Le Tribunal de Première Instance (TPI) de Macenta a repris ses audiences criminelles après plusieurs mois de suspension liée à la prévention du coronavirus. La cérémonie, présidée par le préfet, a eu lieu dans la journée d’hier, lundi 29 juin 2020. A part les autorités administratives, elle a regroupé les parties civiles, les avocats de la défense et certains citoyens de la ville dans le strict respect des mesures d’urgence sanitaire, rapporte Guineematin.com à travers son correspondant dans la région.

A l’image de toutes les juridictions du pays, le Tribunal de Première Instance de Macenta avait arrêté ses audiences pour éviter la propagation du coronavirus. Après 3 mois de suspension, cette juridiction située à 801 km de Conakry, a repris ses audiences criminelles.

Abdoulaye Babady Camara, procureur du TPI de Macenta

Prenant la parole, le procureur de la République près le TPI de Macenta, Abdoulaye Babady Camara, a planté le décor. « Nous avons mis un arrêt après l’étape des audiences de Guéckédou due à cette maladie. Mais aujourd’hui, nous avons décidé de reprendre cette audience tout en respectant les mesures barrières contre la Covid-19. Parce que les gens qui sont en détention, il faut les situer sur leur sort. Nous avons décidé de revenir sur les audiences criminelles, c’est dans le souci bien évidemment des mesures sanitaires. Puisque la population carcérale, quand nous tenons compte de la population dans le cadre de la prévention de cette maladie, c’est aussi important. Aujourd’hui sur le rôle de cette audience nous avons 7 dossiers repartis en meurtres, coups et blessures volontaires ayant entrainé la mort sans intention de la donner, incendie volontaire, notamment des dossiers de viol qui sont les plus nombreux. Ces audiences s’inscrivent dans la droite ligne de la lutte contre l’impunité. C’est pourquoi nous avons décidé de reprendre ces audiences pour que ceux qui sont en détention soient situés sur leur sort. »

Poursuivant, monsieur Camara a énuméré ses attentes au terme de ces audiences criminelles. « Le ministère public que je représente dans ces différents dossiers, je veillerai que la loi soit dite dans les différents dossiers, pour qu’il y ait une application stricte de la loi pénale. Et je souhaiterai que le tribunal me suive dans cette démarche. Et je vais les assurer à ce que la loi pénale soit dite, et qu’aucun coupable ne sorte d’ici sans qu’une peine ne soit prononcée en son encontre et qu’aucun innocent ne soit condamné ».
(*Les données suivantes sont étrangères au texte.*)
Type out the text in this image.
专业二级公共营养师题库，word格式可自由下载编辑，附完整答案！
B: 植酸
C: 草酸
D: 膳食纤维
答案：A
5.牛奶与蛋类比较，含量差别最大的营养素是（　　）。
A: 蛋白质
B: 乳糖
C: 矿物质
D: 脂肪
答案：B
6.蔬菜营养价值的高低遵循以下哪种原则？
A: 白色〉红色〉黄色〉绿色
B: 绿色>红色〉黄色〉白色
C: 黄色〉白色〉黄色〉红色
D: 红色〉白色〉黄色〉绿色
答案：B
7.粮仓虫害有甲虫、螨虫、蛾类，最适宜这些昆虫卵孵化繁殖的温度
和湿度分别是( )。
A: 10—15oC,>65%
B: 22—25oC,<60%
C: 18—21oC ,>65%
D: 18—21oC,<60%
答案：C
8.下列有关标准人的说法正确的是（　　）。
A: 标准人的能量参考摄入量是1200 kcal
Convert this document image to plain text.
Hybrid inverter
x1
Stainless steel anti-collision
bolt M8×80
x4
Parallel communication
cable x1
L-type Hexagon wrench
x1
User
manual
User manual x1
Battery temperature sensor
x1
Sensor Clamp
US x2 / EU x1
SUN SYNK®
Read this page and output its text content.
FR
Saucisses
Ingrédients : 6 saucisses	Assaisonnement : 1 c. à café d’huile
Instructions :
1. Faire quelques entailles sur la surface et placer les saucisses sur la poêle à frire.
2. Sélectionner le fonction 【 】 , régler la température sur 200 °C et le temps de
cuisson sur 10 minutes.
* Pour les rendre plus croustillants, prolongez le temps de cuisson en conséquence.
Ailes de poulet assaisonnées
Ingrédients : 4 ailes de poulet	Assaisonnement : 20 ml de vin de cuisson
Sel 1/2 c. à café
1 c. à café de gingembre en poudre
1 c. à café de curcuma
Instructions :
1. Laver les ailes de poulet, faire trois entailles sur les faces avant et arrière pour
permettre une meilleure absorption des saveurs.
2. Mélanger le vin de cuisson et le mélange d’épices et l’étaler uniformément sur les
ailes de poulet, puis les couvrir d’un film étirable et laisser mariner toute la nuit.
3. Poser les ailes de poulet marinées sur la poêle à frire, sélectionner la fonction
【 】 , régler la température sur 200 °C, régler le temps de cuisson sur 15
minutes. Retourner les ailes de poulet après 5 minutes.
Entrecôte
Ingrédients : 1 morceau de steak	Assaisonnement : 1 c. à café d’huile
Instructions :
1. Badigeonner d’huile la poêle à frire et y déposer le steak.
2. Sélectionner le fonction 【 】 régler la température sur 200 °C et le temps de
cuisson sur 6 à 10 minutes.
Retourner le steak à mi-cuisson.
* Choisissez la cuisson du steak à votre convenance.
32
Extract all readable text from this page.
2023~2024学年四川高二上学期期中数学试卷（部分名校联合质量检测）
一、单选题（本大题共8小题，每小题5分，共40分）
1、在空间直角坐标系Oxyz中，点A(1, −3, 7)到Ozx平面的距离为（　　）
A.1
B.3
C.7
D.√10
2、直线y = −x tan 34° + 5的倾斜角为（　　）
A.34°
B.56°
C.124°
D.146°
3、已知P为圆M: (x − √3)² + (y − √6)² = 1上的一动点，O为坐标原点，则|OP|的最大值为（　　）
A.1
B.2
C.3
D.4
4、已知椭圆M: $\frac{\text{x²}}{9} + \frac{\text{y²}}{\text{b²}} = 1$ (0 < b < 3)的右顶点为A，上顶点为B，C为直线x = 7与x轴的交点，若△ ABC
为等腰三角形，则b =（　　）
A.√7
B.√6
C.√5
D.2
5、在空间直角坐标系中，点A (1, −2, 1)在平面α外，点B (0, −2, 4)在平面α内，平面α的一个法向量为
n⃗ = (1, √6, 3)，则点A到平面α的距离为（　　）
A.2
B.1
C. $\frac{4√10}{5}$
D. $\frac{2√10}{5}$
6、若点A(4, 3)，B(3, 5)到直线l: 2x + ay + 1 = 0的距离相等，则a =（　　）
Cheick Mohamed Diallo, préfet de Macenta

Le préfet de Macenta, Cheick Mohamed Diallo, a dit toute sa joie de voir cette reprise des audiences. Il a émis le souhait que la justice joue son rôle d’éducateur de la société. « C’est un sentiment de satisfaction et de joie, puis qu’on est venu dire la loi. Les accusés doivent s’assurer qu’aucun ne sera condamné à tort. Les condamnations seront en hauteur de leur forfaiture. En plus, ce qui m’anime encore, c’est le fait de rapprocher la justice aux justiciables. Parce que c’est une manière d’éduquer, tous ceux qui vont assister à cette audience sortiront de la salle avec un autre esprit qui va leur permettre de bien se comporter dans la société. Je sais que la vérité sera dite par les juges et pour cela j’ai beaucoup d’espoir. C’est une deuxième que ces jugements se passent en présence des populations de Macenta. Avant, Macenta était une justice de paix, maintenant il est érigé en tribunal de première instance, et les crimes sont désormais jugés sur place et le fait d’assister à cela et procéder à l’ouverture de cet évènement me réjouit à plus d’un titre », a laissé entendre monsieur Diallo.